Though manifestos are most commonly associated with political movements, the 20th century saw the appropriation of the form in an artistic context, beginning with Filippo Tommaso Marinetti’s “Futurist Manifesto” in 1909. The texts quoted in Manifesto survey major artistic revolutions of the past 100 years, from influential movements like Dadaism, Surrealism, and Minimalism to insurgent artist collectives like The Blue Rider. By reconstituting historical manifestos by a mostly male authorship as monologues delivered by a female performer in contemporary settings, Rosefeldt invites viewers to consider the gendered, social, and political contexts that shape artistic disruption.

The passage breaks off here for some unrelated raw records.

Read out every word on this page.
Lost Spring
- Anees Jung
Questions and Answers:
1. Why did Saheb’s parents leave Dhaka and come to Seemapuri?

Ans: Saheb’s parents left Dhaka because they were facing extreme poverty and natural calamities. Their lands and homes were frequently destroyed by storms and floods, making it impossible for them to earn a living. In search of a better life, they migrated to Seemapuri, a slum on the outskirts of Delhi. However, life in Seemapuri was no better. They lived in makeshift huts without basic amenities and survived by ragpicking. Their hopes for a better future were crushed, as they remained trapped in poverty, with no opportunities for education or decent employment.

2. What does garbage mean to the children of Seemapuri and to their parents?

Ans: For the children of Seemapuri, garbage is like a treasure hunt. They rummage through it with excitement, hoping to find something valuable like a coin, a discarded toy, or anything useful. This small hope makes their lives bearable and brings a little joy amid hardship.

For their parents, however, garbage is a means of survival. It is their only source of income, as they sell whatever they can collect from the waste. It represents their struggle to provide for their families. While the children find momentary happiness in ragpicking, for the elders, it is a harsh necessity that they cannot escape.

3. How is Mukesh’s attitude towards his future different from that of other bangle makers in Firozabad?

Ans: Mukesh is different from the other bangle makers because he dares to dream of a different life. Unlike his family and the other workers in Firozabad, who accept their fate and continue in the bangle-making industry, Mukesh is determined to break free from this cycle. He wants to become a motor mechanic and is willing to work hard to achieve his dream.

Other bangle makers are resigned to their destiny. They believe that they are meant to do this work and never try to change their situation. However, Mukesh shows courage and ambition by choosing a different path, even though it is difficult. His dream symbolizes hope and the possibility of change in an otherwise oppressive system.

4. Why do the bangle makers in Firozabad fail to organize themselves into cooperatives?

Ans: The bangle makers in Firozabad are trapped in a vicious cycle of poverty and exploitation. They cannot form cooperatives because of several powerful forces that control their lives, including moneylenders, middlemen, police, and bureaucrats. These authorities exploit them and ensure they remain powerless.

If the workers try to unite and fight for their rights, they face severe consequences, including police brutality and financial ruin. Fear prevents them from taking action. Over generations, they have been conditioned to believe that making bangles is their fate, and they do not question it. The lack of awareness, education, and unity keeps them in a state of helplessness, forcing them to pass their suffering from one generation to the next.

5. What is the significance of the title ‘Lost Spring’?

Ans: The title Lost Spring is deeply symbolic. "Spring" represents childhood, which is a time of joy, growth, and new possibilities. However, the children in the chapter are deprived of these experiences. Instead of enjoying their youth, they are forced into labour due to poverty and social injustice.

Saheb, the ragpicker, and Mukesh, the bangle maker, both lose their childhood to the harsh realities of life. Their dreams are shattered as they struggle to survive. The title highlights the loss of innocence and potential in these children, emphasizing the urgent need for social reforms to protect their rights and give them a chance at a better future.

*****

An artist and filmmaker whose work often explores the boundaries of historical and artistic representation, Rosefeldt has described Manifesto as an homage to the artist manifesto as a literary form. The installation’s textual collage quotes some of the most notable artists and theorists of the past century at very early stages in their careers, including Tristan Tzara, Kazimir Malevich, André Breton, Claes Oldenburg, Yvonne Rainer, Sturtevant, Sol LeWitt, Jim Jarmusch, Mierle Laderman Ukeles, and many others. In a nod to the political origins of the manifesto tradition, Manifesto also includes a “Prologue” segment, in which Blanchett’s voice recites words by Tristan Tzara and the first line from Marx’s and Engels’ “Manifesto of the Communist Party” set against the metaphorically charged image of a burning fuse.

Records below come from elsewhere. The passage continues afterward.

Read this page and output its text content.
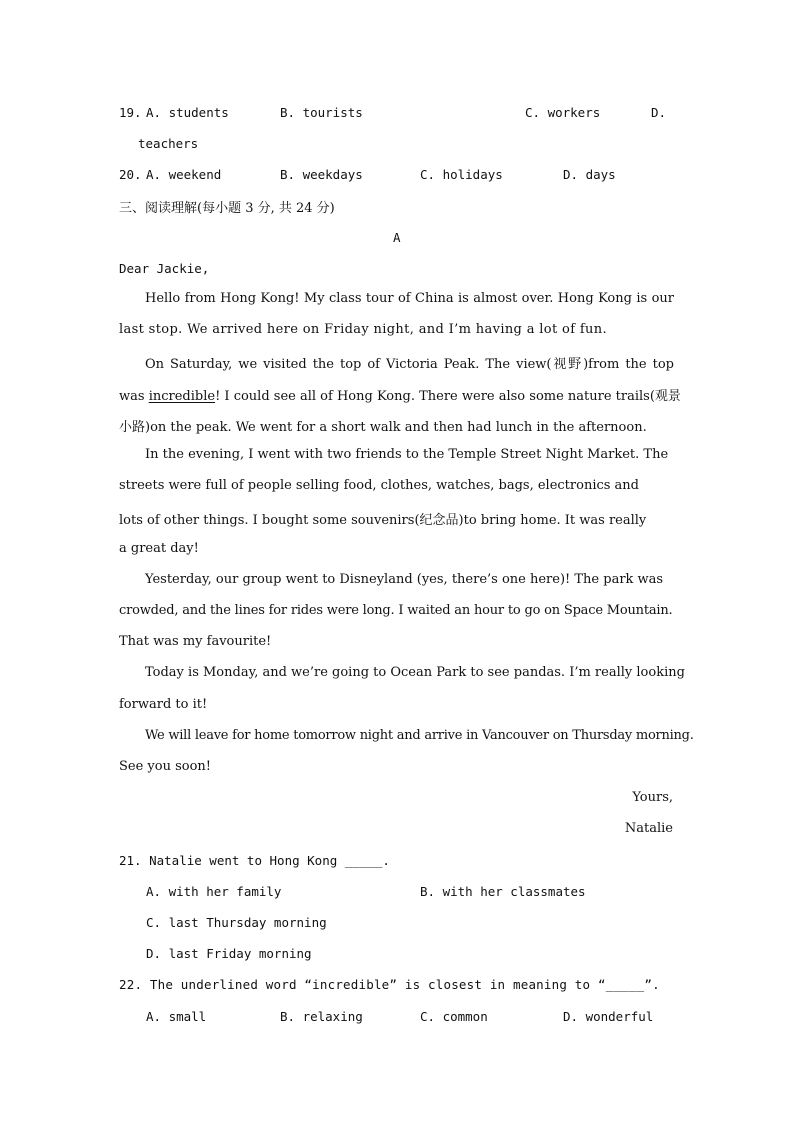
19. A. students	B. tourists	C. workers	D.
teachers
20. A. weekend	B. weekdays	C. holidays	D. days
三、阅读理解(每小题 3 分, 共 24 分)
A
Dear Jackie,
Hello from Hong Kong! My class tour of China is almost over. Hong Kong is our
last stop. We arrived here on Friday night, and I’m having a lot of fun.
On Saturday, we visited the top of Victoria Peak. The view(视野)from the top
was incredible! I could see all of Hong Kong. There were also some nature trails(观景
小路)on the peak. We went for a short walk and then had lunch in the afternoon.
In the evening, I went with two friends to the Temple Street Night Market. The
streets were full of people selling food, clothes, watches, bags, electronics and
lots of other things. I bought some souvenirs(纪念品)to bring home. It was really
a great day!
Yesterday, our group went to Disneyland (yes, there’s one here)! The park was
crowded, and the lines for rides were long. I waited an hour to go on Space Mountain.
That was my favourite!
Today is Monday, and we’re going to Ocean Park to see pandas. I’m really looking
forward to it!
We will leave for home tomorrow night and arrive in Vancouver on Thursday morning.
See you soon!
Yours,
Natalie
21. Natalie went to Hong Kong _____.
A. with her family	B. with her classmates
C. last Thursday morning
D. last Friday morning
22. The underlined word “incredible” is closest in meaning to “_____”.
A. small	B. relaxing	C. common	D. wonderful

Manifesto received its world premiere in December 2015 at the Australian Centre for the Moving Image in Melbourne, which co-commissioned the work with Nationalgalerie Berlin, Art Gallery of New South Wales Sydney, Sprengel Museum Hannover, and Ruhrtriennale Festival of the Arts. The work was further generously supported by Bayerischer Rundfunk, Medienboard Berlin Brandenburg, and Burger Collection Hong Kong. Rosefeldt presented Manifesto at the Ruhrtriennale this summer, before the Armory’s North American premiere.